Volstrekte kuischheid wordt door niemand meer geëischt, en weereloosheid is noch bij den Staat, noch bij 't Gerecht, noch bij den individu in eenig aanzien.
Toch zijn er nog liberalen die bij verkiezingen natuurlijk, het openlijk uitspreken dat alle Nederlanders Christenen zijn.

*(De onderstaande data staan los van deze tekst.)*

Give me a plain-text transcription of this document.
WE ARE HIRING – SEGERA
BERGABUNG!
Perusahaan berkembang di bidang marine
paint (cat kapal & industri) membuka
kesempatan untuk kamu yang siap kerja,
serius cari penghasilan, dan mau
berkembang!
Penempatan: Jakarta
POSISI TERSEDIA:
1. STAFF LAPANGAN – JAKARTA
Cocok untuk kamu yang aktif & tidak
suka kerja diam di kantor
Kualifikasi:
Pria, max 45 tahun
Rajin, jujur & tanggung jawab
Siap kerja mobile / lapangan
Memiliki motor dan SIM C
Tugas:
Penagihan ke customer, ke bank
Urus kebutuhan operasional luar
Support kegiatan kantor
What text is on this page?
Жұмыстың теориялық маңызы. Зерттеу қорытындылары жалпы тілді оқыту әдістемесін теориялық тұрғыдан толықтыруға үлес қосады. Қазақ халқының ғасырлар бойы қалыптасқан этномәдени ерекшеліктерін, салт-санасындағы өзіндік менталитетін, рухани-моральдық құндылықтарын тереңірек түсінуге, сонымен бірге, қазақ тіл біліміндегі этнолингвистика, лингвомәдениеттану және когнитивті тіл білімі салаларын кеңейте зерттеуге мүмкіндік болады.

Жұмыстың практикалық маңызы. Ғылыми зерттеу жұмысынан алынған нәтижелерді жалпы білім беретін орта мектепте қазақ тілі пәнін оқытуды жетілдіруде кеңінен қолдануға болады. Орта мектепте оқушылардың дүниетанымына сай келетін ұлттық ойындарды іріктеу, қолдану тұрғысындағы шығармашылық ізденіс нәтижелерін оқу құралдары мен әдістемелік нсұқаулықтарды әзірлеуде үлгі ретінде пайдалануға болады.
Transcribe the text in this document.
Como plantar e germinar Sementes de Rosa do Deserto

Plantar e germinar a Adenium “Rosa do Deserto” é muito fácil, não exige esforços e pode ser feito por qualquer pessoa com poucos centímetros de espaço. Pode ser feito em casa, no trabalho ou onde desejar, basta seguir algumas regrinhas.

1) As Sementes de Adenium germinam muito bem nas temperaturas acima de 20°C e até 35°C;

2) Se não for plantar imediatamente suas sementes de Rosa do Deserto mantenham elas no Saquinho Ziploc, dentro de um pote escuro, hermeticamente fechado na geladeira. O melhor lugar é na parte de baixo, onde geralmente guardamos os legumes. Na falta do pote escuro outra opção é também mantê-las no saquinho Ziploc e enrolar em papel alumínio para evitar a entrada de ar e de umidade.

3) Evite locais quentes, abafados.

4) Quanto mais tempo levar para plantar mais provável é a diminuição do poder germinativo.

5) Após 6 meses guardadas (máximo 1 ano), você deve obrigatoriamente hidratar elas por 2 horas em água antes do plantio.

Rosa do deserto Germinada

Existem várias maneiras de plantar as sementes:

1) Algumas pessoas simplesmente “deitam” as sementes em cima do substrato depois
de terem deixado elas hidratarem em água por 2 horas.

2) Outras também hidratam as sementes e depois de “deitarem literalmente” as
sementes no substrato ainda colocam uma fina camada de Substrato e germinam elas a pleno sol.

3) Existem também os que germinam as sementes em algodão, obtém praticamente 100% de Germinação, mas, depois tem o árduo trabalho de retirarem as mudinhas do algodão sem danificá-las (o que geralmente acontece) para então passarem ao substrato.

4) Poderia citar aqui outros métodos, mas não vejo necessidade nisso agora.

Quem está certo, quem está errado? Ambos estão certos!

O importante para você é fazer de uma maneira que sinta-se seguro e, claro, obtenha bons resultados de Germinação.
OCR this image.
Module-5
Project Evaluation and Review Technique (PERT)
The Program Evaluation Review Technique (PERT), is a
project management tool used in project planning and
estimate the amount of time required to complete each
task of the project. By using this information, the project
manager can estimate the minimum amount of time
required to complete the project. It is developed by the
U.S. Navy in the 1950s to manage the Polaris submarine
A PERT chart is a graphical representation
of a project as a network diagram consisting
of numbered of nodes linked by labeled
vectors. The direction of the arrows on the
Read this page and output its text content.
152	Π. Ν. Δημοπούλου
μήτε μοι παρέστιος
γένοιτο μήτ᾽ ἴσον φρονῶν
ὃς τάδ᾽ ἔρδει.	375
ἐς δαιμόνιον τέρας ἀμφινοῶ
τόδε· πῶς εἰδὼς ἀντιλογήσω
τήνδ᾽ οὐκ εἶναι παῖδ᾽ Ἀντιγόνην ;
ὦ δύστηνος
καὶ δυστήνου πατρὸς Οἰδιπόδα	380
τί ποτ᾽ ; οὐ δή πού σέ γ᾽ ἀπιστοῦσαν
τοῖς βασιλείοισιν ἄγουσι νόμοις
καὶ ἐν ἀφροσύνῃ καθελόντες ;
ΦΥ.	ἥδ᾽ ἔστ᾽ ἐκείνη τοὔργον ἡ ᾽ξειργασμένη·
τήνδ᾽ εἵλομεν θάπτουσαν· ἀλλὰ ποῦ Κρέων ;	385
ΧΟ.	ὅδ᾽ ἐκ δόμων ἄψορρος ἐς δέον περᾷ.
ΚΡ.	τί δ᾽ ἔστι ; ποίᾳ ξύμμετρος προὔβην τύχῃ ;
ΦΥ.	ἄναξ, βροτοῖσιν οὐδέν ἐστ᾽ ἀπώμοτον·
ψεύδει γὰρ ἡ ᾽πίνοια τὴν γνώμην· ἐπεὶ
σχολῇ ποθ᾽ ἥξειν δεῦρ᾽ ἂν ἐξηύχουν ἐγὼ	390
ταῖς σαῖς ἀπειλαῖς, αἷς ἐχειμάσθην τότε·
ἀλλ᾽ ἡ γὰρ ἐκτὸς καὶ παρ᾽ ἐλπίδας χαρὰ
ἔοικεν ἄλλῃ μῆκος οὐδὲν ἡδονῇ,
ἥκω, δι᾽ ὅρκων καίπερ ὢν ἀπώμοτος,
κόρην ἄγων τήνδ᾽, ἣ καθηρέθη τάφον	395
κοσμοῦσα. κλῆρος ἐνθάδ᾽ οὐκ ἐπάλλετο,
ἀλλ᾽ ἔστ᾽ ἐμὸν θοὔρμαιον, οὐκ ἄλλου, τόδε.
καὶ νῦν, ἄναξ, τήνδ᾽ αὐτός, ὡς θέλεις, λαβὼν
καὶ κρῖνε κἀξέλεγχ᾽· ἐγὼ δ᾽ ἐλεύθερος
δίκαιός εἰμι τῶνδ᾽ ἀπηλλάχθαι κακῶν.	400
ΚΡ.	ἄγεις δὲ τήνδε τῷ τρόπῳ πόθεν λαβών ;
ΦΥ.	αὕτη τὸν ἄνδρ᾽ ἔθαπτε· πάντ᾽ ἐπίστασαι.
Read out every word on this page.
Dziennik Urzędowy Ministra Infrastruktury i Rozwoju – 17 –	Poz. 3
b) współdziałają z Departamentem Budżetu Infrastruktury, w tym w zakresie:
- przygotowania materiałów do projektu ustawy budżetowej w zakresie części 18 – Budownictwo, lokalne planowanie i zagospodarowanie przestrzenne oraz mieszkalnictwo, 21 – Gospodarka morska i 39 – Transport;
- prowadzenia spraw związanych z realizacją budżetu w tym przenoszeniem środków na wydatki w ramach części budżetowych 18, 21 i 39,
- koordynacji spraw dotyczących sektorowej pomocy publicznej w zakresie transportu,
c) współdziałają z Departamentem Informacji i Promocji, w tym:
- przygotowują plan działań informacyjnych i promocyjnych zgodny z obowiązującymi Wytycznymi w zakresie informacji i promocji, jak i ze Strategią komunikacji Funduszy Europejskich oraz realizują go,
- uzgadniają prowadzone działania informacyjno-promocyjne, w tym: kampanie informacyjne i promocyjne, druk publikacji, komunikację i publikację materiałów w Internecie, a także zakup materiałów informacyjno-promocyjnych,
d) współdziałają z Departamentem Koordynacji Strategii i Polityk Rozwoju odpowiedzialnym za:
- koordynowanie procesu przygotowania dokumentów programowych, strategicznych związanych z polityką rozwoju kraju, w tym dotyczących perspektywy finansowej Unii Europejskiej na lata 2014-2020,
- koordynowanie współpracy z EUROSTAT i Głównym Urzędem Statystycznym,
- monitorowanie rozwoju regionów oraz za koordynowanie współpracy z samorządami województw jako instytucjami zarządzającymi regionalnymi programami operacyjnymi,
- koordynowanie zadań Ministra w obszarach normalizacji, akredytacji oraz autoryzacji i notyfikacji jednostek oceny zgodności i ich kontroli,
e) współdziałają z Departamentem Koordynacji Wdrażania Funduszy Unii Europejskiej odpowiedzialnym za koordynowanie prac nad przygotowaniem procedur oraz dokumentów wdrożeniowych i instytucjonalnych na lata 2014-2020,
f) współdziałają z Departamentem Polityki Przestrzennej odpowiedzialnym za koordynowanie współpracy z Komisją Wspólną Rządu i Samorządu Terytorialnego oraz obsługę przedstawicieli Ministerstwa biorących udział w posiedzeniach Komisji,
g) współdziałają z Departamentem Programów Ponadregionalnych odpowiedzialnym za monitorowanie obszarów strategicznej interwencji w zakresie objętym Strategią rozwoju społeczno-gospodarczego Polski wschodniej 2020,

Hierin vergissen zij zich deerlijk. Maar dit niet alleen, er valt ook op te merken wat ons onderwerp betreft, dat de bovengenoemde Christelijke deugden volstrekt niet zijn in 't belang der maatschappij. Wie zijn goed verkoopt en het den armen geeft, benadeelt zijn gezin en beneemt zichzelf de gelegenheid om welvaart te verspreiden en wel te doen, hij handelt dus onmaatschappelijk.
Wie absolute kuischheid betracht b.v. 't huwelijk veroordeelt of minacht, verkracht zijn natuur, en is een schadepost voor zijn vaderland, want 't is niet waar dat 't aantal menschen de welvaart vermindert. Elk mensch is zijn plaats waard aan 't gastmaal des levens en als men het koren maar verbakken wilde en niet verstoken, dan kwam niemand te kort.
Wie eindelijk de weereloosheid predikt, is een vijand van de maatschappij waarin hij verkeert, maar bovendien kortzichtig. Hij staat gelijk met hen die geen dieren wil dooden, maar wel muizen laat verslinden door zijn kat en zeker de geheele gewapende macht te hulp zou roepen indien er eens een wolf verdwaalde in 't Haagsche bosch.
| |
| |
Stel u voor dat iemand eens op de poort van alle gerechtshoven schreef: ‘Oordeelt niet, opdat gij niet geoordeeld wordet’, en in de rechtszaal: ‘wie uwer zonder zonden is werpe den eersten steen op haar’, waar zou het heen met onze beschaving, die toch al niet buitengewoon uitmunt.
Wederstaat den booze niet, zegt Tolstoï, maar wat zoudt ge beginnen zonder 't heirleger agenten in onze groote steden. En wat 't leger betreft, leeft ge liever onder den allerhoogsten krijgsheer Wilhelm II dan onder koningin Wilhelmina of liever onder koning Demos dan onder onze Grondwet?
Doet ge dat niet: durft ge dat niet aan, spreek dan niet van weereloosheid. En hiermede meen ik aangetoond te hebben dat de echte Christelijke deugden, die eeuwenoude kenmerken van Christelijke vroomheid, zeer onmaatschappelijke deugden zijn en dat we dus wel zullen doen bij een nieuwe herziening der wet op 't L.O., alleen de maatschappelijke deugden, dat is liefde voor onze medemenschen, in het bijzonder voor ons vaderland en zijne instellingen aan te prijzen en daartoe de kinderen op te leiden.
Den onderwijzers moest een examen worden afgenomen in de zedeleer en hunne schriftelijke instemming gevraagd met onze Grondwet, want een Staat die zijn jeugd wil laten opvoeden moet voor alles zekerheid hebben dat zijn eigen fundamenten niet worden ondermijnd.
Wie dat niet verkiest te doen moet geen onderwijzer worden van den Staat.
Hij vare naar Utopia. Wie de fundamenten ondergraaft van 't gebouw dat hij moet helpen schragen, maakt zich schuldig aan sabotage.